Сэмюэл постоянно повторял: «Они победят, потому что знают, а остальные погибнут, потому что этим знанием не обладают. Люди, которые работают ради осуществления своей мечты, не остановятся на полпути». Это его слова. Но мне-то было виднее. Я предчувствовала, что их мечта нас уничтожит. Идеи губят людей. Даже вера в Христа, мечта о Его вечном царствии.
— Это Дитер видел меня в парке с Феннаном?
— Да.
— И подумал, что…
— …что Феннан предал его, и приказал Фрайтагу убить Сэмюэла.
— А анонимное письмо?
— Ничего о нем не знаю. Понятия не имею, кто его написал. Но мне кажется, этот человек хорошо знал Сэмюэла. Быть может, работал с ним вместе, имел возможность наблюдать за ним и обо всем догадался. Или они познакомились еще в Оксфорде, оба были членами компартии. Для меня это загадка. И Сэмюэл тоже предположить не мог, кто это был.
— Но предсмертное письмо…
Эльза посмотрела на него, и ее лицо сморщилось, словно от боли. Она готова была зарыдать и потому низко склонила голову.
— Его написала я. Фрайтаг принес бумагу, и я напечатала текст. А подпись на листке уже стояла. Подпись Сэмюэла.

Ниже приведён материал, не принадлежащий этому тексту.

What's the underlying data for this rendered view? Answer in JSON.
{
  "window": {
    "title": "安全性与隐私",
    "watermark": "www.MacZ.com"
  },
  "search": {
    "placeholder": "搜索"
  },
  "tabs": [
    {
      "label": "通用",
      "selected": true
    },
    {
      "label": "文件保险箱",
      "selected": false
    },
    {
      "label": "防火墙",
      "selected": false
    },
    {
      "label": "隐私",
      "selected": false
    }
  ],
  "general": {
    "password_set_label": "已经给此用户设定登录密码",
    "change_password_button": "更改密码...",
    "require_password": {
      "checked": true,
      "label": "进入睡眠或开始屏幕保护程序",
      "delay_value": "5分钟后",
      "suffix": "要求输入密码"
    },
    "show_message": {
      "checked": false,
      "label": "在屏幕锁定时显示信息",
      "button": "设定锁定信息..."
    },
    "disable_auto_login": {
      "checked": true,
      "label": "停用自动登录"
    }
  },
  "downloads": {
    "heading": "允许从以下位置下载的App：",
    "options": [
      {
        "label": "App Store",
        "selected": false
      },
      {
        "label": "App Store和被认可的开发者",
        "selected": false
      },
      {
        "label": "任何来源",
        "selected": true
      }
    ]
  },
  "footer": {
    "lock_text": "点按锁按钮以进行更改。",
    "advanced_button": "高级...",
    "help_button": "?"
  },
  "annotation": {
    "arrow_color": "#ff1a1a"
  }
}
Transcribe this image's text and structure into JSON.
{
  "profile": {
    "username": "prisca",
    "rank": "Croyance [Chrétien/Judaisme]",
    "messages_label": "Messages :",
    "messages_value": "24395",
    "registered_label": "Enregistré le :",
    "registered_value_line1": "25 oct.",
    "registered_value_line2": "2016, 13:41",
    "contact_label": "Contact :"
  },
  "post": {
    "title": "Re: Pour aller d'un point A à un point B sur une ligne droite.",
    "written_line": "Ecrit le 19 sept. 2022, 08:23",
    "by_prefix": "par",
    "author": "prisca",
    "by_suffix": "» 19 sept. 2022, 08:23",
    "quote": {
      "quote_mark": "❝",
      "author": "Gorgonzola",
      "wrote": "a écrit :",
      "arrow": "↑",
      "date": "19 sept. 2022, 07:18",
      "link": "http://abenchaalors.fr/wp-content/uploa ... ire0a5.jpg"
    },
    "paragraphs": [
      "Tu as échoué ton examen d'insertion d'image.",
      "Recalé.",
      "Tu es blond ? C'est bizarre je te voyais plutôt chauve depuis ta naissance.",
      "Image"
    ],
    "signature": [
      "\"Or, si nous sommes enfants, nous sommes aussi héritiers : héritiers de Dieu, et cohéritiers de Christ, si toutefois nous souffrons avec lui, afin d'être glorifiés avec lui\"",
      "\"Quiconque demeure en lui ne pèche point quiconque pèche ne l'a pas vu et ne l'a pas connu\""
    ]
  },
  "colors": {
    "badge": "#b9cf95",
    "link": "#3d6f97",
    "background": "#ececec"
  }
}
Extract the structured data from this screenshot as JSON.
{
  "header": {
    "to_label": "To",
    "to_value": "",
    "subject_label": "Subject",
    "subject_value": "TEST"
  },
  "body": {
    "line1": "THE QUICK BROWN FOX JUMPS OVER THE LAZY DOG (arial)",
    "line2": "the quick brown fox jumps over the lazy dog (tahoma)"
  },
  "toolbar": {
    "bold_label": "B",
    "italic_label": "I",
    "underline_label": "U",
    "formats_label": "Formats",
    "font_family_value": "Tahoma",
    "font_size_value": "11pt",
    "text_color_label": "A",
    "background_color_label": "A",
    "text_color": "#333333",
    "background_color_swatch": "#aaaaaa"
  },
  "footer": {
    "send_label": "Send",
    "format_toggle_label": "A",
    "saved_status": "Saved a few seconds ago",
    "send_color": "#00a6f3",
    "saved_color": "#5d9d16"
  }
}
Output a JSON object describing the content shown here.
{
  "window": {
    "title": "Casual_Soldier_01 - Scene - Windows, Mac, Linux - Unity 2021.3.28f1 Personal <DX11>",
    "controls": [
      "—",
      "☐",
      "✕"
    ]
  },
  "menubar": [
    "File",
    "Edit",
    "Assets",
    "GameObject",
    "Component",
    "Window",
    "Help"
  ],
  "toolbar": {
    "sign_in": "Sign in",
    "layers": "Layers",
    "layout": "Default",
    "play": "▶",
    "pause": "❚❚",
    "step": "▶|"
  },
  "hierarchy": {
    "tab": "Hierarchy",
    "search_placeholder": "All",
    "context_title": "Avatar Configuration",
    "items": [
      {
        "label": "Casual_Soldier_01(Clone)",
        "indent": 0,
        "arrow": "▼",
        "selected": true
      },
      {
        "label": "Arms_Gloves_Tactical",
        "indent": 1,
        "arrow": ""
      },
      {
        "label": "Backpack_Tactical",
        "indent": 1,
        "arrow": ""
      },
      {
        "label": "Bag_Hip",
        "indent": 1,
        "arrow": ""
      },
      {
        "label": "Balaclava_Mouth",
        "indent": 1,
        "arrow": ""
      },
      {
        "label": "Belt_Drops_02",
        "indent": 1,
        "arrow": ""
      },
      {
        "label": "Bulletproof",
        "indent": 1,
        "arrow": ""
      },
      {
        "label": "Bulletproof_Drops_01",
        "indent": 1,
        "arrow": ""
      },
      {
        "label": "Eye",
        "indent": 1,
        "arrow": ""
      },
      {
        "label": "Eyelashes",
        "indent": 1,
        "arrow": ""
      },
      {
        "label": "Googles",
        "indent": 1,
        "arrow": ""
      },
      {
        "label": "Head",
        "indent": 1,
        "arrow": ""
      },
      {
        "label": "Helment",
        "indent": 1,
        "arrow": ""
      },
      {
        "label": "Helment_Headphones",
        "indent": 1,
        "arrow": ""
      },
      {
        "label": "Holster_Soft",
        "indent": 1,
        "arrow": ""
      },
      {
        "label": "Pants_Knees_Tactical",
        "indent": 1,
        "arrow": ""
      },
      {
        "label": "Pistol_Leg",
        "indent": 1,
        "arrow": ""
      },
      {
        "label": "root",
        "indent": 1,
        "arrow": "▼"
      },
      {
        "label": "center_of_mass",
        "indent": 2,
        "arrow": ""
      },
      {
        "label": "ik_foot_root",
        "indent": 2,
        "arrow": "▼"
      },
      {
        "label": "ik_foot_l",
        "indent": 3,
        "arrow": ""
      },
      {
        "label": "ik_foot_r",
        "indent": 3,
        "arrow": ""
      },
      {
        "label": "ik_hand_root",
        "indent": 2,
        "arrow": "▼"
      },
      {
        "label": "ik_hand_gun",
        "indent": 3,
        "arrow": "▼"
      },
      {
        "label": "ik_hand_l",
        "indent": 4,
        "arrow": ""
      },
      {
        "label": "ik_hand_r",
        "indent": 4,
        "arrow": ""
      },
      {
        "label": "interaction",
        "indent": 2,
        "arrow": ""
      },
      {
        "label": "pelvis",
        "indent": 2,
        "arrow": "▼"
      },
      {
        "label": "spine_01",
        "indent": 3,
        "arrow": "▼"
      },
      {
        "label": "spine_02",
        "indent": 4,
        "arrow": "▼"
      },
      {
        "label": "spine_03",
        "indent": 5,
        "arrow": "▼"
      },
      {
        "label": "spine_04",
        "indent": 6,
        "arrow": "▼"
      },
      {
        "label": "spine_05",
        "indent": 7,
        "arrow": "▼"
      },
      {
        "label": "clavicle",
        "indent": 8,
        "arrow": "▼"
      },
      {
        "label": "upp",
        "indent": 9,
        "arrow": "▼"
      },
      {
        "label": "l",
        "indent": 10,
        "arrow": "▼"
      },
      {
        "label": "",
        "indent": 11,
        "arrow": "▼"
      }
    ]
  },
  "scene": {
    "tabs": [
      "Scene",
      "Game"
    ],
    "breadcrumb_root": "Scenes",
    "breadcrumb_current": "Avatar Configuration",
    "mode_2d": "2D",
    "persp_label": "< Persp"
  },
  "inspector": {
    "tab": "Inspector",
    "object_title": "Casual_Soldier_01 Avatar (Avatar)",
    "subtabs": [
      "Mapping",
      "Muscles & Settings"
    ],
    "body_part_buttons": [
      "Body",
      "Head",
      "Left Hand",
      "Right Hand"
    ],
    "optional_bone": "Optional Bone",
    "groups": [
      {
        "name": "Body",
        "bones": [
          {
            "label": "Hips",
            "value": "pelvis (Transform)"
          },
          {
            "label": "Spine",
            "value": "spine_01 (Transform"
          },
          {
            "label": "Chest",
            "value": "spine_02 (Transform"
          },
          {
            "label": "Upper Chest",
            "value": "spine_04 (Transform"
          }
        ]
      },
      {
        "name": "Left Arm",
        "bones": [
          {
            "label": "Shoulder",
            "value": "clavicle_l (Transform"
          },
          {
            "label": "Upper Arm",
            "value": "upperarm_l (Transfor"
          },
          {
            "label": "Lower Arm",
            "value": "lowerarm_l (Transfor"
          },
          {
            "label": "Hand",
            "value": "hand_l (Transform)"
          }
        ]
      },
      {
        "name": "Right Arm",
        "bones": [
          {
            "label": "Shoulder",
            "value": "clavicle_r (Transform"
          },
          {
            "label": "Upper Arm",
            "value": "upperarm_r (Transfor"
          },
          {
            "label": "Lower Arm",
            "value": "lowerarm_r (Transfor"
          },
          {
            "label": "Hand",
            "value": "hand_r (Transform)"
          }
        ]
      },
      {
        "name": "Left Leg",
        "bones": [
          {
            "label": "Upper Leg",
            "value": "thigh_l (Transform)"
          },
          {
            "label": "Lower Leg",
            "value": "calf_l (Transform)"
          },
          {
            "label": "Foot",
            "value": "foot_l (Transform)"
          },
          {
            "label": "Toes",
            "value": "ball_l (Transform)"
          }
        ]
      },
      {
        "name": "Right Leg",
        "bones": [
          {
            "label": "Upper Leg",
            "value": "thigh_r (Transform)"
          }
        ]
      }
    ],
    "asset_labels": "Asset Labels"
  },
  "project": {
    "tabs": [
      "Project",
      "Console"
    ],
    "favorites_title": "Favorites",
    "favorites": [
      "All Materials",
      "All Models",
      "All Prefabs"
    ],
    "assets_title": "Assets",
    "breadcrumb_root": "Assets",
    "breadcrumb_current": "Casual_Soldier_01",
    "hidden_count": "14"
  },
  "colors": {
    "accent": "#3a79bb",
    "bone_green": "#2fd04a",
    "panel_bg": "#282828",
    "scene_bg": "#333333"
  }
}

Смайли подошел, сел рядом на диване и взял ее за руку. Но она резко повернулась к нему и с нежданной злобой почти выкрикнула:
— Уберите от меня руки! Неужели вы решили, что я теперь вся ваша только потому, что больше не принадлежу им? Убирайтесь! Отправляйтесь убивать Фрайтага и Дитера. Игра должна продолжаться, не так ли, мистер Смайли? Но только не думайте, что я теперь на вашей стороне, слышите? Потому что я — Вечная Жидовка, всегда на ничейной земле и под огнем с двух сторон там, где вы играете в солдатики. Вы можете бить меня, топтать ногами, но никогда, слышите, никогда не прикасайтесь ко мне и не говорите, что сожалеете. Понятно? А теперь уходите! Идите и продолжайте убивать!
Она сидела, вся дрожа, словно от холода. Дойдя до двери, он обернулся. В глазах у нее не было слез.
В машине его ждал Мендель.
Глава 13
Странные поступки Сэмюэла Феннана
В Митчам они приехали к обеду. Там их подкарауливал Питер Гиллам, сидевший в машине.
— Ну, ребятишки, какие у нас новости?
Смайли достал из бумажника листок бумаги и отдал ему.
— Был еще и телефонный номер на случай чрезвычайных обстоятельств — «Примроуз девяносто семь сорок семь». Проверь и его, и адрес, но я не связываю с этим особых надежд.
Питер вышел в прихожую и сел на телефон. Мендель принялся хлопотать в кухне и через десять минут вернулся в гостиную и принес на подносе пиво, хлеб и сыр. Гиллам присоединился к ним и уселся, ни слова не говоря. Вид у него был обеспокоенный. После затянувшейся паузы он спросил:
— Так что же она тебе рассказала, Джордж?
Когда Смайли подошел к концу отчета о своей утренней беседе, Мендель принялся убирать со стола.
— Понятно, — протянул Гиллам. — Все это очень тревожно. Что ж, пора ставить точку, Джордж. Мне придется изложить это дело на бумаге в виде рапорта и сразу же отправиться с ним к Мастону. Охота за мертвыми шпионами — дело неблагодарное и может обернуться самыми печальными последствиями.
— Какой доступ он имел к документам МИДа? — спросил Смайли.
— В последнее время самый обширный. Потому и было решено провести с ним беседу, как тебе, несомненно, известно.
— Но все же в основном к какого рода материалам?
— Этого я пока точно не знаю. Он работал на азиатском направлении, но несколько месяцев назад получил повышение, и характер его деятельности изменился.